Pero el ataque japonés a Pearl Harbor le dio a Roosevelt el motivo perfecto para cobrar la terrible lastimadura a Estados Unidos. Japón no había declarado la guerra a este país. Estados Unidos no estaba en guerra contra nadie. El ataque fue sorpresivo y artero. Sin aviso y en el amanecer de un domingo, día de descanso para un país que no está en guerra ni en catástrofe. Por si fuera poco, con un despliegue de fuerza muy grande.      

Aquí vale mencionar algo que está en el aire de las suposiciones. ¿Roosevelt sabía o, por lo menos, suponía la posibilidad del ataque? No lo sabemos. La historia, el análisis, la literatura y la cinematografía a veces dicen que sí y a veces dicen que no. Para el caso, fue lo mismo.

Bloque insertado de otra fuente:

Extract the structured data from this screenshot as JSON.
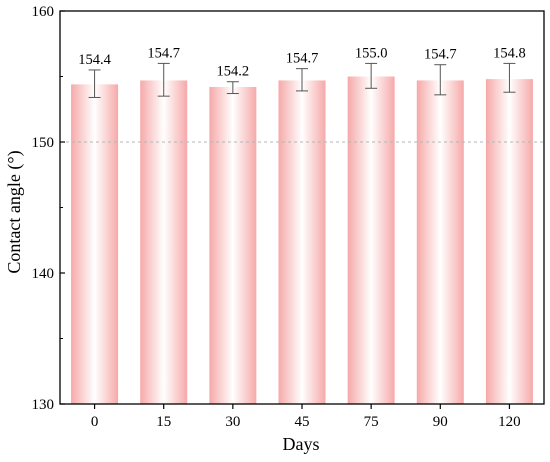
{
  "chart_data": {
    "type": "bar",
    "categories": [
      "0",
      "15",
      "30",
      "45",
      "75",
      "90",
      "120"
    ],
    "values": [
      154.4,
      154.7,
      154.2,
      154.7,
      155.0,
      154.7,
      154.8
    ],
    "error_low": [
      153.4,
      153.5,
      153.7,
      153.9,
      154.1,
      153.6,
      153.8
    ],
    "error_high": [
      155.5,
      156.0,
      154.6,
      155.6,
      156.0,
      155.9,
      156.0
    ],
    "data_labels": [
      "154.4",
      "154.7",
      "154.2",
      "154.7",
      "155.0",
      "154.7",
      "154.8"
    ],
    "title": "",
    "xlabel": "Days",
    "ylabel": "Contact angle (°)",
    "ylim": [
      130,
      160
    ],
    "yticks": [
      130,
      140,
      150,
      160
    ],
    "reference_line": 150,
    "grid": false,
    "legend": "none",
    "colors": {
      "bar_center": "#ffffff",
      "bar_edge": "#f6a9a9",
      "error_bar": "#555555",
      "reference_line": "#b5b5b5",
      "axis": "#000000"
    }
  }
}
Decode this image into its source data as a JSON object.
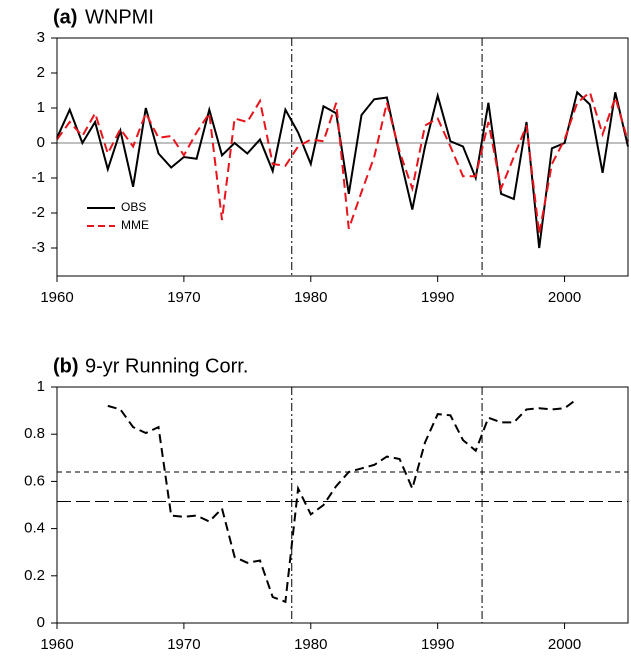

Siempre se dio por desconocedor y, por lo tanto, como sorprendido.

Cordell Hull, canciller de Franklin Roosevelt, atrancó dos horas en su antesala al embajador japonés, antes de recibirlo en la mañana del 7 de diciembre de 1941, a efecto de que fuera extemporánea la declaración de guerra que le entregaría y resultara a mansalva el ataque japonés.

Hull nunca habló de esto. Pero supongo que, en el desayuno mañanero de ese domingo, no se lo dijo ni a su esposa, Rose Witz. Ni que, en unos minutos más, su país sería bombardeado ni que 3,000 de sus soldados morirían por no saber lo que Roosevelt y Hull ya sabían por sus mil espías. Yo creo que todo eso no se lo dijo ni esa mañana ni nunca en la vida. 

Con este ataque, Franklin Roosevelt quedó en la más amplia posibilidad de presentar ante su Congreso la declaración de guerra y de pronunciar ante su pueblo uno de los dos discursos más importantes de su carrera política, conocido como El día de la infamia. Su título lo dice todo.

El Congreso de Estados Unidos aprobó la declaración de guerra con una votación unánime.

Los Estados Unidos jamás olvidarían este día. Yo lo menciono porque es muy posible que la bomba de Hiroshima sea una consecuencia emocional, política e histórica del bombardeo a Pearl Harbor.